恋の神様はどこにいる?

「舞いの稽古で地獄を見せてやるから、覚悟しとけよ」

「地獄って、もっと他の言い方できないの?」

「ホントよね。志貴って昔から口は悪くって」

舞いの準備ができたのか、後ろから五鈴さんの声がして振り返る。

そこにはさっき説明してもらった略装の束装に着替えた、美しい五鈴さんが立っていて思わず「綺麗」とこぼしてしまう。

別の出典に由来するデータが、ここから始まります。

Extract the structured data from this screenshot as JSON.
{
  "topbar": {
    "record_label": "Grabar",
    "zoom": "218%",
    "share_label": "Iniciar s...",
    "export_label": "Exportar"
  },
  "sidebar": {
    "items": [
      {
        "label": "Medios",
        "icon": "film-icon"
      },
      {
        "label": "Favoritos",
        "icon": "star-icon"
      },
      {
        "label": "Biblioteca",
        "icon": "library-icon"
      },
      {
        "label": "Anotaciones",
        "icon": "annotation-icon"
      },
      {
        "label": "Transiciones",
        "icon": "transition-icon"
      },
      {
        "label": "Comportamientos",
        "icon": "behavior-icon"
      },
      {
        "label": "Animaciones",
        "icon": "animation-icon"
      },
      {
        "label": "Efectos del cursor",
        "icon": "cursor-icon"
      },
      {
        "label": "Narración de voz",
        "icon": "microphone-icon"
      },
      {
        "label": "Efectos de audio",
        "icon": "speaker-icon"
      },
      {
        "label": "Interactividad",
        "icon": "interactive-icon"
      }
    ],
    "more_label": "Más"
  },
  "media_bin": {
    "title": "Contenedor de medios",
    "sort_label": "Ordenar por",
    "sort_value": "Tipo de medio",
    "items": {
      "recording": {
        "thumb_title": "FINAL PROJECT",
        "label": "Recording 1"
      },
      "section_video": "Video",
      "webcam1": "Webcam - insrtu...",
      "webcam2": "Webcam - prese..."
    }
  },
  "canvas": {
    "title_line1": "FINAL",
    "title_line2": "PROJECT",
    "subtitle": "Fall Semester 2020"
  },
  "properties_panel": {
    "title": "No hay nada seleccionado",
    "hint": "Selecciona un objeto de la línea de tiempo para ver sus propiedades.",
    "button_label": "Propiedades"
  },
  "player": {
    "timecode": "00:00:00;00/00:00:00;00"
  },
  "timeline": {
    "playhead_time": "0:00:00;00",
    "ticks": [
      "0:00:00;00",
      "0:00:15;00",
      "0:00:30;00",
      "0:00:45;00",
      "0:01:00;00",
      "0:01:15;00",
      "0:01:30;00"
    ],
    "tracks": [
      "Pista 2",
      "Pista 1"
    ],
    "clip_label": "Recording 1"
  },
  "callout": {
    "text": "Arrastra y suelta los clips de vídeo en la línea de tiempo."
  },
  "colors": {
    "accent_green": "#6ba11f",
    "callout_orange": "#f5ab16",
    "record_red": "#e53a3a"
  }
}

「小町さん、ありがとう。あ、さっきの続きだけど。志貴の口の悪さは、相手が好きな子になると……」

「五鈴~!! もうそれ以上喋るなよ。それ以上喋ったら……」

「はいはい、わかったわよ。とにかく悪気はないから、そんなに怒らないであげてね」

「はあ……」

志貴の口の悪さは今に始まったことじゃないから、五鈴さんが言うほど怒っていたわけじゃないんだけど。五鈴さんにそう言われると、これ以上何も言えなくなってしまって。自分でもよくわからないけれど「ごめん」と志貴に謝る自分がいた。

「別に小町が謝ることないけど。とにかく五鈴は少し喋りすぎだ」

「は~い。怒られちゃった」

五鈴さんは私の顔を見ると、ペロッと小さく下を出して戯けてみせる。そんなお茶目な顔も可愛くて。ズンと気持ちが沈んでしまう。

そしてその気持ちは浮上してこないまま、舞いの稽古が始まってしまった。